Thursday, July 24, 2014

Good Thoughts, in Severe Pain


What to do in severe pain?  Keep praying. Keep praising God.  Try to consider all the good things, the gifts, the positive occurrences and people.

Take it moment by moment, and continue to rest.  Know that the pain will surely pass, and the body will rise again and be able to function somewhat.

Offer the suffering for the millions and billions of people in the world, just this past week or so, who have been victims of injustices and crimes against humanity.  Offer the suffering for sections of the world at war with others, particularly and seemingly mostly over religious differences.

Stay in bed as much as possible, remain calm, remember to think of Mary.


I am thinking of Mary these days as a type of informal renewal of consecration to Jesus' Sacred Heart through Mary.  

Consider that as parents or friends, we enjoy receiving personal messages, written notes, original words and thoughts more than a purchased card or what someone else has written or thought, and with only a signature added to it.

I mentioned this aspect to a friend who feels beleaguered by the daily and heavy reading involved in a more formal consecration that a diocese is promoting.  It is all good, but she feels somehow her otherwise sweet and close and intimate relationship with Mary is impinged upon by the heaviness of the purchased "program".


What if we had the confidence and under- standing to offer Mary (and Jesus, of course, or any of the Trinity) our own words of love and expression, our gratitude, our own little (or long) prayers?  Why not make up a hymn?  Did not Hildegarde of Bingen write and sing her own songs of love and praise?  What makes a song perfect any more than any other song?  Who decides?  Does Mary or Jesus disregard any bit of love offered them?

What makes our expressions good is the love with which we offer them, and the fact of even trying and doing, no matter how humble.

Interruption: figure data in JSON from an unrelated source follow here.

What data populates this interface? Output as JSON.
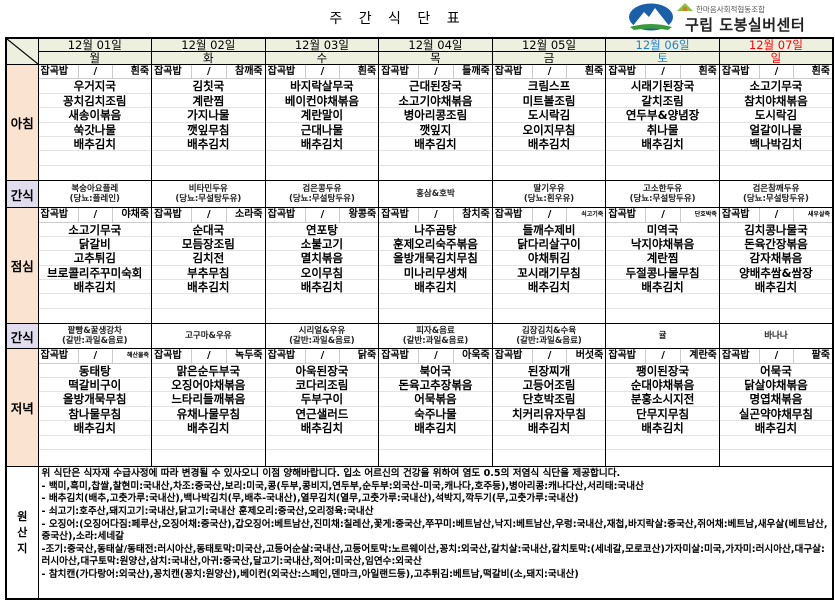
{
  "title": "주 간 식 단 표",
  "logo": {
    "org": "한마음사회적협동조합",
    "name": "구립 도봉실버센터"
  },
  "colors": {
    "saturday": "#1f7fd0",
    "sunday": "#ff0000",
    "meal_label_bg": "#fbe3d1",
    "snack_label_bg": "#e1ddee",
    "header_bg": "#eef0df"
  },
  "days": [
    {
      "date": "12월 01일",
      "weekday": "월"
    },
    {
      "date": "12월 02일",
      "weekday": "화"
    },
    {
      "date": "12월 03일",
      "weekday": "수"
    },
    {
      "date": "12월 04일",
      "weekday": "목"
    },
    {
      "date": "12월 05일",
      "weekday": "금"
    },
    {
      "date": "12월 06일",
      "weekday": "토"
    },
    {
      "date": "12월 07일",
      "weekday": "일"
    }
  ],
  "labels": {
    "breakfast": "아침",
    "snack": "간식",
    "lunch": "점심",
    "dinner": "저녁",
    "origin": "원산지",
    "rice": "잡곡밥",
    "slash": "/"
  },
  "breakfast": [
    {
      "porridge": "흰죽",
      "items": [
        "우거지국",
        "꽁치김치조림",
        "새송이볶음",
        "쑥갓나물",
        "배추김치"
      ]
    },
    {
      "porridge": "참깨죽",
      "items": [
        "김칫국",
        "계란찜",
        "가지나물",
        "깻잎무침",
        "배추김치"
      ]
    },
    {
      "porridge": "흰죽",
      "items": [
        "바지락살무국",
        "베이컨야채볶음",
        "계란말이",
        "근대나물",
        "배추김치"
      ]
    },
    {
      "porridge": "들깨죽",
      "items": [
        "근대된장국",
        "소고기야채볶음",
        "병아리콩조림",
        "깻잎지",
        "배추김치"
      ]
    },
    {
      "porridge": "흰죽",
      "items": [
        "크림스프",
        "미트볼조림",
        "도시락김",
        "오이지무침",
        "배추김치"
      ]
    },
    {
      "porridge": "흰죽",
      "items": [
        "시래기된장국",
        "갈치조림",
        "연두부&양념장",
        "취나물",
        "배추김치"
      ]
    },
    {
      "porridge": "흰죽",
      "items": [
        "소고기무국",
        "참치야채볶음",
        "도시락김",
        "얼갈이나물",
        "백나박김치"
      ]
    }
  ],
  "snack_am": [
    {
      "name": "복숭아요플레",
      "diabetic": "(당뇨:플레인)"
    },
    {
      "name": "비타민두유",
      "diabetic": "(당뇨:무설탕두유)"
    },
    {
      "name": "검은콩두유",
      "diabetic": "(당뇨:무설탕두유)"
    },
    {
      "name": "홍삼&호박",
      "diabetic": ""
    },
    {
      "name": "딸기우유",
      "diabetic": "(당뇨:흰우유)"
    },
    {
      "name": "고소한두유",
      "diabetic": "(당뇨:무설탕두유)"
    },
    {
      "name": "검은참깨두유",
      "diabetic": "(당뇨:무설탕두유)"
    }
  ],
  "lunch": [
    {
      "porridge": "야채죽",
      "items": [
        "소고기무국",
        "닭갈비",
        "고추튀김",
        "브로콜리주꾸미숙회",
        "배추김치"
      ]
    },
    {
      "porridge": "소라죽",
      "items": [
        "순대국",
        "모듬장조림",
        "김치전",
        "부추무침",
        "배추김치"
      ]
    },
    {
      "porridge": "왕콩죽",
      "items": [
        "연포탕",
        "소불고기",
        "멸치볶음",
        "오이무침",
        "배추김치"
      ]
    },
    {
      "porridge": "참치죽",
      "items": [
        "나주곰탕",
        "훈제오리숙주볶음",
        "올방개묵김치무침",
        "미나리무생채",
        "배추김치"
      ]
    },
    {
      "porridge": "쇠고기죽",
      "items": [
        "들깨수제비",
        "닭다리살구이",
        "야채튀김",
        "꼬시래기무침",
        "배추김치"
      ]
    },
    {
      "porridge": "단호박죽",
      "items": [
        "미역국",
        "낙지야채볶음",
        "계란찜",
        "두절콩나물무침",
        "배추김치"
      ]
    },
    {
      "porridge": "새우살죽",
      "items": [
        "김치콩나물국",
        "돈육간장볶음",
        "감자채볶음",
        "양배추쌈&쌈장",
        "배추김치"
      ]
    }
  ],
  "snack_pm": [
    {
      "name": "팥빵&꿀생강차",
      "diabetic": "(갈반:과일&음료)"
    },
    {
      "name": "고구마&우유",
      "diabetic": ""
    },
    {
      "name": "시리얼&우유",
      "diabetic": "(갈반:과일&음료)"
    },
    {
      "name": "피자&음료",
      "diabetic": "(갈반:과일&음료)"
    },
    {
      "name": "김장김치&수육",
      "diabetic": "(갈반:과일&음료)"
    },
    {
      "name": "귤",
      "diabetic": ""
    },
    {
      "name": "바나나",
      "diabetic": ""
    }
  ],
  "dinner": [
    {
      "porridge": "해산물죽",
      "items": [
        "동태탕",
        "떡갈비구이",
        "올방개묵무침",
        "참나물무침",
        "배추김치"
      ]
    },
    {
      "porridge": "녹두죽",
      "items": [
        "맑은순두부국",
        "오징어야채볶음",
        "느타리들깨볶음",
        "유채나물무침",
        "배추김치"
      ]
    },
    {
      "porridge": "닭죽",
      "items": [
        "아욱된장국",
        "코다리조림",
        "두부구이",
        "연근샐러드",
        "배추김치"
      ]
    },
    {
      "porridge": "아욱죽",
      "items": [
        "북어국",
        "돈육고추장볶음",
        "어묵볶음",
        "숙주나물",
        "배추김치"
      ]
    },
    {
      "porridge": "버섯죽",
      "items": [
        "된장찌개",
        "고등어조림",
        "단호박조림",
        "치커리유자무침",
        "배추김치"
      ]
    },
    {
      "porridge": "계란죽",
      "items": [
        "팽이된장국",
        "순대야채볶음",
        "분홍소시지전",
        "단무지무침",
        "배추김치"
      ]
    },
    {
      "porridge": "팥죽",
      "items": [
        "어묵국",
        "닭살야채볶음",
        "명엽채볶음",
        "실곤약야채무침",
        "배추김치"
      ]
    }
  ],
  "footer": [
    "위 식단은 식자재 수급사정에 따라 변경될 수 있사오니 이점 양해바랍니다. 입소 어르신의 건강을 위하여 염도 0.5의 저염식 식단을 제공합니다.",
    "- 백미,흑미,찹쌀,찰현미:국내산,차조:중국산,보리:미국,콩(두부,콩비지,연두부,순두부:외국산-미국,캐나다,호주등),병아리콩:캐나다산,서리태:국내산",
    "- 배추김치(배추,고춧가루:국내산),백나박김치(무,배추-국내산),열무김치(열무,고춧가루:국내산),석박지,깍두기(무,고춧가루:국내산)",
    "- 쇠고기:호주산,돼지고기:국내산,닭고기:국내산 훈제오리:중국산,오리정육:국내산",
    "- 오징어:(오징어다짐:페루산,오징어채:중국산),갑오징어:베트남산,진미채:칠레산,꽃게:중국산,쭈꾸미:베트남산,낙지:베트남산,우렁:국내산,재첩,바지락살:중국산,쥐어채:베트남,새우살(베트남산,중국산),소라:세네갈",
    "-조기:중국산,동태살/동태전:러시아산,동태토막:미국산,고등어순살:국내산,고등어토막:노르웨이산,꽁치:외국산,갈치살:국내산,갈치토막:(세네갈,모로코산)가자미살:미국,가자미:러시아산,대구살:러시아산,대구토막:원양산,삼치:국내산,아귀:중국산,달고기:국내산,적어:미국산,임연수:외국산",
    "- 참치캔(가다랑어:외국산),꽁치캔(꽁치:원양산),베이컨(외국산:스페인,덴마크,아일랜드등),고추튀김:베트남,떡갈비(소,돼지:국내산)"
  ]
}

I kept folders of my children's drawings, and I still have the notes they wrote years ago.  They mean so much in their heart-felt attempts to express love and depend- ency--and hope--in me as their parent.  No matter how they may feel now or in interim years of leaving "the nest", their expressions of love and closeness are precious.  (If I felt a tad better, I'd try to draw a picture--even a stick figure--of Mary.)

So are ours, to Mary, to Jesus, to the Father, to the Holy Spirit--to any holy souls on the other side!  We consecrate ourselves by love and by desire.  If we do not have the confidence or think we won't get all the right words or thoughts into the expression, fear not.  Try to say or think any words of love, or not even words.  Just feel love for them.  


They are inside in the abode made in our souls.  Even a smile inward, will be known by His Real Presence.  Even a thought of gratitude to Mary for her example of grace and willingness to do His will, is known to her.

It is all rather simple, is it not?  Even in the worst of pain or the most dire situations, we can express love and desire in quite simple ways.

God Bless His Real Presence in all of us!